Logical fallacies are nothing new to the US American political consciousness. In some ways, they are a staple of public opinion. “If you don’t like it, ...

May 9, 2015

Logical fallacies are nothing new to the US American political consciousness. In some ways, they are a staple of public opinion. “If you don’t like it, leave,” is but the latest example in a long line to have permeated social media. Nevertheless, this opinion, popular in the wake of the Baltimore riots, demands debunking. It is phrases like this that divide countries when they need unity most. And, often, it is phrases like this that run antithetical to liberal democracy.
The notion behind, “If you don’t like it, leave,” is that if you plan to resist the political climate of a country, you should leave it. Essentially, you are a byproduct of the state, not a voice in its affairs. In the US American context, this is contradictory to the Founding Fathers, and in the wider world this has historically proved fallacious.

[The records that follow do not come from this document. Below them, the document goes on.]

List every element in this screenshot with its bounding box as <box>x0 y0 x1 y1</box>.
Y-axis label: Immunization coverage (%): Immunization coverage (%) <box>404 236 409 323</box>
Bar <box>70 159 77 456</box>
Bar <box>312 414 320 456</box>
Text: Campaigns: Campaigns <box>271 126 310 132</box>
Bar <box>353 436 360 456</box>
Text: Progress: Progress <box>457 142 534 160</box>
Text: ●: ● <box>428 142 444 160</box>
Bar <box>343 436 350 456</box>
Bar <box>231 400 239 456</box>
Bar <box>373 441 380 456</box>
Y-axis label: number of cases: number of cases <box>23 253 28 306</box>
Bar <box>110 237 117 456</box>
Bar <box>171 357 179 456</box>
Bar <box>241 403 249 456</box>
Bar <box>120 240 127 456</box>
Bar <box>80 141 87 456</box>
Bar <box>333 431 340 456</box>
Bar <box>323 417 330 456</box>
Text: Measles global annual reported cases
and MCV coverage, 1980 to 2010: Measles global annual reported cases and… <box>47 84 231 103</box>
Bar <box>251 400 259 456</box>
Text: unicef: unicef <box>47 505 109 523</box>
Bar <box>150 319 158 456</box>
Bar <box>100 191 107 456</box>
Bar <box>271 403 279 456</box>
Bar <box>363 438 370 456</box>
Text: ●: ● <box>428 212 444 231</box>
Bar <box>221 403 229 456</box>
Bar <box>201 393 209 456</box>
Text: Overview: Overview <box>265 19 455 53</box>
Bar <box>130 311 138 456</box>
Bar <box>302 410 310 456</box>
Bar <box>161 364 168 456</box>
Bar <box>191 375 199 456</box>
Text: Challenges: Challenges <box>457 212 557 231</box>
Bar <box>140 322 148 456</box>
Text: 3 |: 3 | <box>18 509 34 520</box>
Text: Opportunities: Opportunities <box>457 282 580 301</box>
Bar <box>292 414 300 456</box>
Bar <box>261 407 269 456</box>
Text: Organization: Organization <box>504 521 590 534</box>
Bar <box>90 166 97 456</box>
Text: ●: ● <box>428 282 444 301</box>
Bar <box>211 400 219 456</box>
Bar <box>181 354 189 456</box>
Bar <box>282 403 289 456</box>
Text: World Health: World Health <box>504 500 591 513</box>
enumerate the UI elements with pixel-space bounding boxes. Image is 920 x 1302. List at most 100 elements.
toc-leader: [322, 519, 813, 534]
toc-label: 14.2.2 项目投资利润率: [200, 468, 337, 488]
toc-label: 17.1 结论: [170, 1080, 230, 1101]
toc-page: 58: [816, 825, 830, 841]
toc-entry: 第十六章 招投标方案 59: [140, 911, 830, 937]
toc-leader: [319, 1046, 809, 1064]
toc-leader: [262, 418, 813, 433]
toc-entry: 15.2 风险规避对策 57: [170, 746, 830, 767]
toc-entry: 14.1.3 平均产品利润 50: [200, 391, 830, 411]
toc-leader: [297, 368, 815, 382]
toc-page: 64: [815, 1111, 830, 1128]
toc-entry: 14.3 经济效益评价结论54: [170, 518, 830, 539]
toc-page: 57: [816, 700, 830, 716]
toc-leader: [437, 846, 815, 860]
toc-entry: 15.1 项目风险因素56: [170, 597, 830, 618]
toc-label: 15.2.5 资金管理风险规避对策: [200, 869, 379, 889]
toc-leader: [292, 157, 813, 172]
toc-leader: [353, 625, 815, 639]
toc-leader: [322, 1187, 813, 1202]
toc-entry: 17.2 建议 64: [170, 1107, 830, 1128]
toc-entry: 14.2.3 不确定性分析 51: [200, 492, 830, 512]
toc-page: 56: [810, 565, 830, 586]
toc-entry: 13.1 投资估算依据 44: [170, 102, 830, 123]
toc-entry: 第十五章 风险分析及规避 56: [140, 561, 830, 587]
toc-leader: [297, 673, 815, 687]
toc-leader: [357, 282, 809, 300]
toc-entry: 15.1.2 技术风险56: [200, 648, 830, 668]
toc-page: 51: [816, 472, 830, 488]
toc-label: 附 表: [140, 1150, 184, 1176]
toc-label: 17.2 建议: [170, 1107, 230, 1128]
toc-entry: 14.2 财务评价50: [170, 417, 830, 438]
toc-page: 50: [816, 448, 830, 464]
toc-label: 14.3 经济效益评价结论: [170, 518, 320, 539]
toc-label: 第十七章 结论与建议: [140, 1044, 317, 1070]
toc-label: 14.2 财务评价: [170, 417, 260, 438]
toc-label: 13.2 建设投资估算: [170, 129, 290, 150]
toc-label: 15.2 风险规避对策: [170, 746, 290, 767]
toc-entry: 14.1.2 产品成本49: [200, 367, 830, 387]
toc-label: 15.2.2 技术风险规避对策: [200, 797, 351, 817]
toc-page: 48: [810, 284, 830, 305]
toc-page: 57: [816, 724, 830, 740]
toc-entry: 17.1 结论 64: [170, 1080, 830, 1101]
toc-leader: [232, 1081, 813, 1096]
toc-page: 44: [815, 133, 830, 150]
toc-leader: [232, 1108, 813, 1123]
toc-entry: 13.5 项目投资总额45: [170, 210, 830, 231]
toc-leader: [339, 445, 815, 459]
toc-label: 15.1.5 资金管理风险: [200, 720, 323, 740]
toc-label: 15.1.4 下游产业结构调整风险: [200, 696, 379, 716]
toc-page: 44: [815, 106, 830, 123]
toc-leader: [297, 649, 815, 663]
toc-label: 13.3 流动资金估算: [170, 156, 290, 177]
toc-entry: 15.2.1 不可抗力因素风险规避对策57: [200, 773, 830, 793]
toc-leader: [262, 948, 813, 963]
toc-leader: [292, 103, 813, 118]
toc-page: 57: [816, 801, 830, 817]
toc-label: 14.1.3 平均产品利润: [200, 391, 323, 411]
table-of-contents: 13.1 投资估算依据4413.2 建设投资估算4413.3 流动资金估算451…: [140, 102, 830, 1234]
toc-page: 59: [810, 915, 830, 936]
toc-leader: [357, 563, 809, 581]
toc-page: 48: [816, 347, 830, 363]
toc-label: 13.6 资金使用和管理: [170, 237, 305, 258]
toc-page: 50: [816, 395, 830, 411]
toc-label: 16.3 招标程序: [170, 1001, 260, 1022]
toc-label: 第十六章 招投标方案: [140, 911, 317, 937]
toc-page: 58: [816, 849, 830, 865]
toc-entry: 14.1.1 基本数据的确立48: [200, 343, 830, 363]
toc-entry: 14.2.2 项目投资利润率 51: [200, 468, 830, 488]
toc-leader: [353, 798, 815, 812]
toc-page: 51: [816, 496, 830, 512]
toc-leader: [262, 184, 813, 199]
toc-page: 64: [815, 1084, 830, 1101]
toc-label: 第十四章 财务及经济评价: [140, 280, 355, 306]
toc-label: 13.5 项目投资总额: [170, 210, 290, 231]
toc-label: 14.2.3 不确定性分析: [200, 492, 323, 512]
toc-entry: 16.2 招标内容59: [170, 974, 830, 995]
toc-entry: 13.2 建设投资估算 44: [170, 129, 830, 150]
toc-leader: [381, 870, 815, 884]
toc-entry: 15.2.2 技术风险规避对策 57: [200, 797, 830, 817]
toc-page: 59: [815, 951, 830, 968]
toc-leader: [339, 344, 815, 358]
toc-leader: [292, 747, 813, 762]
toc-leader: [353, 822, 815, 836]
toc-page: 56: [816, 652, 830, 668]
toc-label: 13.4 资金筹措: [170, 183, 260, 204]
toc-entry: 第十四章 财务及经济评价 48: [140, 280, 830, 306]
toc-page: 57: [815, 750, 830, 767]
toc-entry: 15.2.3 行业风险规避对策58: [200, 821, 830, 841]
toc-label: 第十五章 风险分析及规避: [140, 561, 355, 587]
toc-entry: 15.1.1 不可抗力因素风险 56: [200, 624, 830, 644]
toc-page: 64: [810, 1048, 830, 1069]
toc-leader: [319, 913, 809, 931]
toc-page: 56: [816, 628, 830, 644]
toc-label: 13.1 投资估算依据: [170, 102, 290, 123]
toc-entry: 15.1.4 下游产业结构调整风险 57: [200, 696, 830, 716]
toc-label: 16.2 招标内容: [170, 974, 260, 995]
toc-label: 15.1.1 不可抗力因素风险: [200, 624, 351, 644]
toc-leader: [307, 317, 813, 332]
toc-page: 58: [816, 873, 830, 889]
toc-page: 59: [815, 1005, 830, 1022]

When men like Thomas Jefferson and John Adams set upon drafting the constitution of the United States, they were inspired by the liberal ideas of the Enlightenment. They sought to protect rights such as freedom of speech, press and assembly, because it was exactly these rights that were stripped away by the King. As Jefferson stated in the Declaration of Independence, “Governments are instituted among Men, deriving their just powers from the consent of the governed.” It was not that the United States was some static body to which citizens came to adhere; it was a fluid concept crafted by the opinions of all citizens under its jurisdiction.
The right to riot was not protected by our constitution. The destruction of property was likewise deemed deplorable. However, what was far graver — what the framers sought never to occur — was the accusation that people with opposing political views have no place in the country. The United States was not to be a place from which to quash political plurality, it is a place to, as New Hampshire so eloquently enshrines, “live free, or die.”
The United States aside, there is a variety of contemporary examples where groups relocated for their general political beliefs. In 1947, it was Partition. With the British withdrawal from the subcontinent, tens of millions relocated to India or Pakistan, in accordance with their politics. They were, supposedly, no longer in line with the new order, and this was the just course of action. Between 500,000 and 1,000,000 died during Partition in the Punjab alone.
In 1984 and 1991, under operations Moses and Solomon, Israel relocated thousands of Ethiopian Jews to the Holy Land. The mentality was, instead of changing the political climate in Ethiopia, that the Jews would be better suited in Israel, a country of similar politico-religious sentiment. Like Partition, the Ethiopian experiment failed in Israel. The Ethiopian Jews have experienced disenfranchisement and systematic discrimination. This claim is more than substantialized by the massive riots in Tel Aviv just last week.
To command that if one is not aligned with the political climate of a country, they should leave is ridiculous. It is this very idea that the United States’ Founding Fathers sought to eradicate, and this is the same idea that has failed time after time in a modern context.
Do not accede to unsubstantiated political domination. You, as a person, are entitled to certain unalienable rights, and chief amongst these is that you as a person have a right to political consciousness. Violence is never optimal; if in our attempts to control it we sacrifice the ability for political discourse, democracy has failed.